Jun 292012
 

Laut Wikipedia sind Leuchtmittel: „alle elektrischen Bauteile und elektrischen Verbraucher, die dazu dienen, Licht zu erzeugen sowie alle Gegenstände, die durch chemische oder physikalische Vorgänge Licht erzeugen.“ Diese finden natürlich auch im Garten Verwendung. Da die meisten Gartenleuchten ohne Leuchtmittel geliefert werden, es aber eine fast unüberschaubar große Zahl an verschiedenen Arten gibt, gehen wir an dieser Stelle auf die wichtigsten Leuchtmittel ein. Daraus ergibt sich eine kleine Übersicht der am häufigsten verwendeten Leuchtmittel.

Auslaufmodell Glühlampe

Die Glühlampe ist ein Auslaufmodell und die EU hat entschieden, dass diese Art des Leuchtmittels nicht mehr produziert werden darf. Durch ihren großen Nachteil, dass sie mehr Wärme als Licht produzierte, war sie umwelttechnisch nicht mehr tragbar. Zwar finden sich in fast allen Gärten noch Überbleibsel dieser alten Technik, doch neue Modelle werden nicht mehr vertrieben.

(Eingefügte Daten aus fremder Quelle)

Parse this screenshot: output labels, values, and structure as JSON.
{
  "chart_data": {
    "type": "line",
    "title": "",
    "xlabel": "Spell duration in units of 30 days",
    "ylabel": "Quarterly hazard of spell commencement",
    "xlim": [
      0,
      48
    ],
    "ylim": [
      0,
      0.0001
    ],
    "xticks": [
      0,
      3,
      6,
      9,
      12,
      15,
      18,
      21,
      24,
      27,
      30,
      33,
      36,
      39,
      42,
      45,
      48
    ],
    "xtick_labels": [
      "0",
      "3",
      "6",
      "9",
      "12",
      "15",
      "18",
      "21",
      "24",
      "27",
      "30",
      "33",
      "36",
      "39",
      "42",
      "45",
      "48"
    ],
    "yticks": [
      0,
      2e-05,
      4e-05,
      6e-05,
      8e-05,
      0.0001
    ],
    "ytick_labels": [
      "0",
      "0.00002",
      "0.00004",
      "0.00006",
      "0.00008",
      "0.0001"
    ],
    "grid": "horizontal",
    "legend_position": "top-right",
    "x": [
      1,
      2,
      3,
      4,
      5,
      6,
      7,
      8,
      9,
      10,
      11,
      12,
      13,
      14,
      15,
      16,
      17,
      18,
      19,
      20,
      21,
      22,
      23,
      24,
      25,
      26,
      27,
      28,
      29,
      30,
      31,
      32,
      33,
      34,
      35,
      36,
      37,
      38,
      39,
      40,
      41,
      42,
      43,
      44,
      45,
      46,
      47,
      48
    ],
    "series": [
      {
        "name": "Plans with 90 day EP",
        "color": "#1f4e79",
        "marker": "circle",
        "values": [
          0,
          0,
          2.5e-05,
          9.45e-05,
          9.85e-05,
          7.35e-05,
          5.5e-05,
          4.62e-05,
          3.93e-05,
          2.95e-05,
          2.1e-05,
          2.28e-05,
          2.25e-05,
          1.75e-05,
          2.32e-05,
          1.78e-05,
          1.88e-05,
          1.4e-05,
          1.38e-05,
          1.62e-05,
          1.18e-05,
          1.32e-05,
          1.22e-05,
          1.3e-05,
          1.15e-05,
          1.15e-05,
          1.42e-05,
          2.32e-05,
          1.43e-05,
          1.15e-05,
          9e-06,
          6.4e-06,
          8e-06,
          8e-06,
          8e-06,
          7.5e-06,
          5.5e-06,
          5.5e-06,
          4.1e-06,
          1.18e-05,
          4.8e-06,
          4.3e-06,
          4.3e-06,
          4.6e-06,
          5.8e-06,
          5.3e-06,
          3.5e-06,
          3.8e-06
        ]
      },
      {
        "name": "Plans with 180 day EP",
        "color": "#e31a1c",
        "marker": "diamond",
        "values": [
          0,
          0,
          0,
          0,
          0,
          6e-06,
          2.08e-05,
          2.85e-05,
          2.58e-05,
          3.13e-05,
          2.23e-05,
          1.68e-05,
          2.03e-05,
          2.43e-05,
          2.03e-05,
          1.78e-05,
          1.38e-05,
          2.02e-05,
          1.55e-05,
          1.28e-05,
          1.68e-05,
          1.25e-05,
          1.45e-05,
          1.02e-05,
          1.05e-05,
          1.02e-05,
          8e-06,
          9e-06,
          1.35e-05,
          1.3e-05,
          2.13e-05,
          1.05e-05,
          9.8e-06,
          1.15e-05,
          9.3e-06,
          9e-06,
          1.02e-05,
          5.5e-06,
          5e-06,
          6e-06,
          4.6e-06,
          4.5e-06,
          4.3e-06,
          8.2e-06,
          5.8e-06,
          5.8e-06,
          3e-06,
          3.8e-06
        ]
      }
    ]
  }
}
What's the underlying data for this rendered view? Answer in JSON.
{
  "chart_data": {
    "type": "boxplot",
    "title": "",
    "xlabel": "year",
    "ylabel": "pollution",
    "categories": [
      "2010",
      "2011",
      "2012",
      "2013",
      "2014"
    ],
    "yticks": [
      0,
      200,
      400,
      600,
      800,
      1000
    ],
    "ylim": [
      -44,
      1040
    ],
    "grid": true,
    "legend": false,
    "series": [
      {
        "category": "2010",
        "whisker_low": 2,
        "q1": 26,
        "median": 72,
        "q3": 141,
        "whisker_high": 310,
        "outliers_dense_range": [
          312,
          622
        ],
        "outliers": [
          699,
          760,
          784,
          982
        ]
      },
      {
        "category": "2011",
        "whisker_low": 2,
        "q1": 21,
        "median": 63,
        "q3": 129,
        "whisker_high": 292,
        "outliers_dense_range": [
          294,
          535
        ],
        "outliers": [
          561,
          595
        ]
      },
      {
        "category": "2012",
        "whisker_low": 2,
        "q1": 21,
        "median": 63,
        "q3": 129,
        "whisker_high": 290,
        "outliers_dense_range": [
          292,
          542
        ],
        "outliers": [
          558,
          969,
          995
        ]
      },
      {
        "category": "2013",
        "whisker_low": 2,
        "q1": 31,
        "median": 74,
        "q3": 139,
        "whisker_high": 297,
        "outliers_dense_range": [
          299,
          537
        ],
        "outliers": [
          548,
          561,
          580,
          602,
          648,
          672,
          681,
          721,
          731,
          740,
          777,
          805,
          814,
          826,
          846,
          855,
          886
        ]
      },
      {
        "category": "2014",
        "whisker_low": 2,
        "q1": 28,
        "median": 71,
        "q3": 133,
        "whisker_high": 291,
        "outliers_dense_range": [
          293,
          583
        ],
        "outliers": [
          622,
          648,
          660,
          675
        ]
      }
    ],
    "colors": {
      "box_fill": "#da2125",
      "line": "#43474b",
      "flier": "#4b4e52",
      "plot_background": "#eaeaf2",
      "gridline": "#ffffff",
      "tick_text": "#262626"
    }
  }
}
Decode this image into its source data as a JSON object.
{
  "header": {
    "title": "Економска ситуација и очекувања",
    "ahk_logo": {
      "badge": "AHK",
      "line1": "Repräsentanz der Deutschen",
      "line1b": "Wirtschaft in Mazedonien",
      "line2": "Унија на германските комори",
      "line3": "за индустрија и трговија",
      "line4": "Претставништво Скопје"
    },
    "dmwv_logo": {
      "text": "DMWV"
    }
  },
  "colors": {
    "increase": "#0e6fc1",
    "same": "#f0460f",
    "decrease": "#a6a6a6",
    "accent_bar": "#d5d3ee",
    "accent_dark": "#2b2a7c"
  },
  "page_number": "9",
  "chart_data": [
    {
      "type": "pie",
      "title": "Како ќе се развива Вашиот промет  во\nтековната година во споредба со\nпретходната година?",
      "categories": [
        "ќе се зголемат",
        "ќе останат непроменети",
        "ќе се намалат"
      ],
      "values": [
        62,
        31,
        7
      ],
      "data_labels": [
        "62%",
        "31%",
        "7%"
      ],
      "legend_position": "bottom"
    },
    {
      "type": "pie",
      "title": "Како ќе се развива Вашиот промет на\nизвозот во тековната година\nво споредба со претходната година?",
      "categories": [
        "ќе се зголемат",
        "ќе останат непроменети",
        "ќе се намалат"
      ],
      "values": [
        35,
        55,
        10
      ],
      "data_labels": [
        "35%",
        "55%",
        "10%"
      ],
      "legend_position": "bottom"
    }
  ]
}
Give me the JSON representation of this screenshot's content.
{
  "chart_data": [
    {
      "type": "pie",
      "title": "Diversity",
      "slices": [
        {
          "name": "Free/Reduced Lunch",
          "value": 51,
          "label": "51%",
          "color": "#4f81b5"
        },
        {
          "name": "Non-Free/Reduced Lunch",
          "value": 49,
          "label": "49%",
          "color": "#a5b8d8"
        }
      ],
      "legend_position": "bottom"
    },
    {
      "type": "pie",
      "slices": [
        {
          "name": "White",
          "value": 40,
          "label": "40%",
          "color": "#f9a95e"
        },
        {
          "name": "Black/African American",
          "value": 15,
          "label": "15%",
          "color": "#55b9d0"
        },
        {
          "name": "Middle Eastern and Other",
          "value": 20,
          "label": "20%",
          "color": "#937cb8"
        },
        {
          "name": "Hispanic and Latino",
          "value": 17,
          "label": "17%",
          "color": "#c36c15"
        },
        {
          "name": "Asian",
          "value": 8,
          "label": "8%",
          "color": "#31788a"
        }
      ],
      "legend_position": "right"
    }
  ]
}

Halogenlampen für die Gartenbeleuchtung

Im Gegensatz zu herkömmlichen Lampen besitzen die Halogenlampen einen höheren Lichtstrom. Dadurch ist die Lichtausbeute bei gleicher Wattanzahl um etwa ein Drittel höher als bei den herkömmlichen Lampen. Neben diesem effektiveren Energieeinsatz sticht die Halogenlampe durch ihre verbesserte Lebensdauer hervor. Sie leuchtet und strahlt bis zu vier Mal länger als herkömmliche Lampen. Um Halogenlampen auch im Einsatz beobachten zu können, empfiehlt es sich für Einsteiger, aber auch für Profis das angebotenen Stecksysteme zu testen. Diese sind sowohl an Land, als auch unter Wasser im Handumdrehen einsatzbereit.

LED Gartenleuchten gehört die Zukunft

LED bedeutet ausgeschrieben light emitting diode und ist schon länger bekannt. So richtig zur Serienreife kam diese Technik erst in den letzten Jahren, weshalb man sie nun auch im Bereich der Gartenleuchten einsetzt. Ihre Vorteile überwiegen, denn sie sind klein, robust, leicht und leuchten in vielen verschiedenen Farben. Darüber hinaus produzieren sie kaum Wärme, was auf der einen Seite effizient ist und auf der anderen Seite Pflanzen schont, die ausgeleuchtet werden sollen. Dank Niedervolttechnik sind die LED Gartenlampen auch gefahrlos im Wasser einzusetzen.

Hinzu kommt, dass die LED eine die längste Haltbarkeit aller Leuchtmittel aufweisen und die Gefahr eines Komplettausfalls besteht quasi gar nicht, da eine Lampe immer aus mehreren Dioden besteht. Der einzige kleine Nachteil gegenüber Halogenlampen ist ihre geringe Leuchtstärke. Diese ist um ca. 20% kleiner, weshalb man genau überlegen sollte, welche Aufgabe die LED Gartenlampen übernehmen sollen. Zwar kann man im Falle eines Defektes keine einzelnen Dioden tauschen, aber bei einer erwarteten Lebensdauer von ca. 50.000 Stunden sollte dieser Nachteil schnell kompensiert sein.

Moderne Lichtfaseroptik in Pools und Teichen

Die neueste Technik kostet leider immer etwas mehr, dafür sind die Effekte einfach atemberaubend. Optimal ist diese Technik für Pools oder Schwimmteiche geeignet, hier kann sie ihre ganze Funktionalität ausspielen. Natürlich wird keine Elektrizität ins Wasser geleitet. Ein Projektor erzeugt verschiedenfarbige Lichtstrahlen und projiziert diese in die Polymerfasern. Das Licht wird dann entlang der Fasern oder auch am Ende der Glasoptik abgegeben. Der hohe Preis lässt sich auf die hohen Materialkosten zurückführen. Es werden nur die besten und hochwertigsten Lichtleitfasern eingesetzt. Diese Technik ist effektiver und langlebiger als Halogen.